Patrick De Haan, a fuel cost analyst for Gas Buddy, said the Peoria market’s current average of $3.39 per gallon of unleaded is about 60 cents lower than a year ago. In Bloomington-Normal, the $3.38 average is around 30 cents less than last year.
“We’ve seen gas prices falling nationally now for nine straight weeks. It's the longest streak of falling prices since the summer of 2022,” De Haan said. “So as millions of Americans get ready to hit the road for Thanksgiving, we've been greeted with falling prices.”
Although the lower gas prices aren’t the primary reason, more people say they will be traveling this weekend, he said.
“According to our Thanksgiving travel survey, we're expecting more travelers this year than last year: 41% of respondents to our survey said that they plan to hit the road this year for Thanksgiving.

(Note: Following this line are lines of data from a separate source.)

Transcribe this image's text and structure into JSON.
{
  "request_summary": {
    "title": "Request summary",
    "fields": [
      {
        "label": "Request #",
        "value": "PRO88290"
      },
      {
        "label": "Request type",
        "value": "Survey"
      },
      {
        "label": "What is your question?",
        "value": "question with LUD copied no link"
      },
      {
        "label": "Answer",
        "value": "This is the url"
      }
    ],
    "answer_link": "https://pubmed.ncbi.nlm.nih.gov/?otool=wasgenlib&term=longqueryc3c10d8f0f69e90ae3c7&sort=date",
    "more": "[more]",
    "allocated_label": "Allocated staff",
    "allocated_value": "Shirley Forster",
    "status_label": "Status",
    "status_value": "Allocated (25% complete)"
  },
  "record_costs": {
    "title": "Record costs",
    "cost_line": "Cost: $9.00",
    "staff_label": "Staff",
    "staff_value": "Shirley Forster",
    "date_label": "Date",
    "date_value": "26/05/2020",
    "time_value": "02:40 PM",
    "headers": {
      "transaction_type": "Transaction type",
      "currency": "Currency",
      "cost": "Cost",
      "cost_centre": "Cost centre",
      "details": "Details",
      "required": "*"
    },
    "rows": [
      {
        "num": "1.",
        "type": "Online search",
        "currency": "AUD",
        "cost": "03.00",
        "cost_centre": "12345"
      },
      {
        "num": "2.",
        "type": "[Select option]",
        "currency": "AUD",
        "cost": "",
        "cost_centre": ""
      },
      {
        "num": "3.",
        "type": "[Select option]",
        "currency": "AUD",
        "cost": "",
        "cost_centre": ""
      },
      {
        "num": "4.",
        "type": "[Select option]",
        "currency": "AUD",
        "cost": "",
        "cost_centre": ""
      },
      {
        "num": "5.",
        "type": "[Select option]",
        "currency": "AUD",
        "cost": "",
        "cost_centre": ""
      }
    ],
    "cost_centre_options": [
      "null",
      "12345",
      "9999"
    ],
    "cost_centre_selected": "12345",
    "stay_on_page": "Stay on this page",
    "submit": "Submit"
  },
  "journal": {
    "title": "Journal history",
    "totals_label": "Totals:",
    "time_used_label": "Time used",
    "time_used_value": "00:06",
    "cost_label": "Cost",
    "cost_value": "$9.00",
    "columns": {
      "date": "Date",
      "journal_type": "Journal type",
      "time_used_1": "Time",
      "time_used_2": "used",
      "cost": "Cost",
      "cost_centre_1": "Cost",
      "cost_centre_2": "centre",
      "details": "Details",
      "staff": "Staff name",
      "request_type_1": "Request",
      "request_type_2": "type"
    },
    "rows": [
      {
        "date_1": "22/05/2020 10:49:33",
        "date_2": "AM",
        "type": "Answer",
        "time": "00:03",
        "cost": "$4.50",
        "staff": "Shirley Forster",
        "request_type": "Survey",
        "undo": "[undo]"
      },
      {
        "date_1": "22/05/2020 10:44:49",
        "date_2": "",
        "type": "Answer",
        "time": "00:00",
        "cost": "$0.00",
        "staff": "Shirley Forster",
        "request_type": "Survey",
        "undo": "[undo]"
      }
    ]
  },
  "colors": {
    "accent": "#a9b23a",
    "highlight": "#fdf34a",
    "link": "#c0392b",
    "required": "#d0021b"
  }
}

That's an 8% rise from last year,” De Haan said.
“It's also the most amount of people that are planning to hit the road since 2019 when a whopping 65% of respondents said that they're going to be hitting the road," he said. "So certainly a lot more folks on the road this holiday, although it still pales in comparison prior to COVID.”
De Haan said 11 states now have a per-gallon average price below $3, with the national average just under $3.30. The statewide figure in Illinois is at about $3.46, but De Haan said there are a few stations selling for less than $3.
Seasonally lower demand and the transition to winter gasoline blends have contributed to the declining prices, he noted, coupled with dropping oil prices over the last month. But he added OPEC may decide to reduce production as soon as this week.
“If they don't act, if they keep production consistent, we could see prices in Peoria and much of Illinois continuing to drift lower — maybe a drop of another 5-15 cents a gallon by Christmas,” De Haan said. “But if OPEC does cut oil production, well, we could see prices bottom out in the mid-$3 territory, and then they may stay there for the next couple of months.”